There is no authority for Ms. Wilson's theory that the knock and announce principle is required by the Fourth Amendment. Furthermore, Ark.R.Crim.P. 13.3 outlines the procedure to be followed in the execution of a search warrant, and provides in part:

(e) The executing officer, and other officers accompanying and assisting him, may use such degree of force, short of deadly force, against persons, or to effect entry or to open containers as is reasonably necessary for the successful execution of the search warrant with all practicable safety.

Rule 13.3 does not contain a "knock and announce" rule. See also Dodson v. State, 4 Ark.App. 1, 626 S.W.2d 624 (1982) (Glaze, J., concurring), cert. denied, 457 U.S. 1136, 102 S.Ct. 2966, 73 L.Ed.2d 1355 (1982)."[1]

Opinion of the Supreme Court[edit]

In a unanimous (9–0) decision, the Supreme Court reversed the decision of the Arkansas Supreme Court, finding for Wilson.[2] Clarence Thomas authored the majority opinion, arguing that the "knock-and-announce" rule is a part of the reasonableness standard applied while conducting a search, according to the rules of common law":

The Fourth Amendment to the Constitution protects "[t]he right of the people to be secure in their persons, houses, papers, and effects, against unreasonable searches and seizures." In evaluating the scope of this right, we have looked to the traditional protections against unreasonable searches and seizures afforded by the common law at the time of the framing.
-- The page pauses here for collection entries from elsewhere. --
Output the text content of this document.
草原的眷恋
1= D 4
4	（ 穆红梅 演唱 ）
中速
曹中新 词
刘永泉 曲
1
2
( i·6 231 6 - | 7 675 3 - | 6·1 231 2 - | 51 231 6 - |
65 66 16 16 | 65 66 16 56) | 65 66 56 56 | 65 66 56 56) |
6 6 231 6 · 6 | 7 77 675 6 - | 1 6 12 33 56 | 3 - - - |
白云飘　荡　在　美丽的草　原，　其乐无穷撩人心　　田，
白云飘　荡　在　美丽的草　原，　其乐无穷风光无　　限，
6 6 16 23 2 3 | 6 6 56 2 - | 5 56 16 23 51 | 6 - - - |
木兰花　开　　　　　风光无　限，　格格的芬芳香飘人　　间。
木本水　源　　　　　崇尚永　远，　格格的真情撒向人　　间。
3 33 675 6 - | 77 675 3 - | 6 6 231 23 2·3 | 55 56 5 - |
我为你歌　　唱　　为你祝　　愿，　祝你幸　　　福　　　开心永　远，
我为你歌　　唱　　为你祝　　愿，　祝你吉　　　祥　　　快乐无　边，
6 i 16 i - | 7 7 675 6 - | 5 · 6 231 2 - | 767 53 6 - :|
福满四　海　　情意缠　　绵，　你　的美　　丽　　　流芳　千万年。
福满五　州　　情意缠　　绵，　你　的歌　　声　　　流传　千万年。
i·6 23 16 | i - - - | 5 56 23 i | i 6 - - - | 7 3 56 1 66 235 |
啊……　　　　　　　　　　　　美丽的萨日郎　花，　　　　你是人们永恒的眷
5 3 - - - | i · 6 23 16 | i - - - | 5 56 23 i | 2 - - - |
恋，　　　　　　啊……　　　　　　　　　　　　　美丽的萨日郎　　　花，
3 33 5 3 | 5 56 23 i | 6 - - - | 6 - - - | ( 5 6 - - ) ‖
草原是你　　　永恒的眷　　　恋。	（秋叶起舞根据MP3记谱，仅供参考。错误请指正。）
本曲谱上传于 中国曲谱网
See California v. Hodari D., 499 U.S. 621, 624 (1991); United States v. Watson, 423 U.S. 411, 418-420 (1976); Carroll v. United States, 267 U.S. 132, 149 (1925). "Although the underlying command of the Fourth Amendment is always that searches and seizures be reasonable," New Jersey v. T. L. O., 469 U.S. 325, 337 (1985), our effort to give content to this term may be guided by the meaning ascribed to it by the Framers of the Amendment. An examination of the common law of search and seizure leaves no doubt that the reasonableness of a search of a dwelling may depend in part on whether law enforcement officers announced their presence and authority prior to entering."[3]

Furthermore, the decision was reversed on the grounds that the Arkansas Supreme Court did not sufficiently address the arguments of the State of Arkansas' justifications for the search and arrest of Wilson and Jacobs":

Respondent contends that the judgment below should be affirmed because the unannounced entry in this case was justified for two reasons. First, respondent argues that police officers reasonably believed that a prior announcement would have placed them in peril, given their knowledge that petitioner had threatened a government informant with a semiautomatic weapon and that Mr. Jacobs had previously been convicted of arson and firebombing. Second, respondent suggests that prior announcement would have produced an unreasonable risk that petitioner would destroy easily disposable narcotics evidence.

These considerations may well provide the necessary justification for the unannounced entry in this case. Because the Arkansas Supreme Court did not address their sufficiency, however, we remand to allow the state courts to make any necessary findings of fact and to make the determination of reasonableness in the first instance."[4]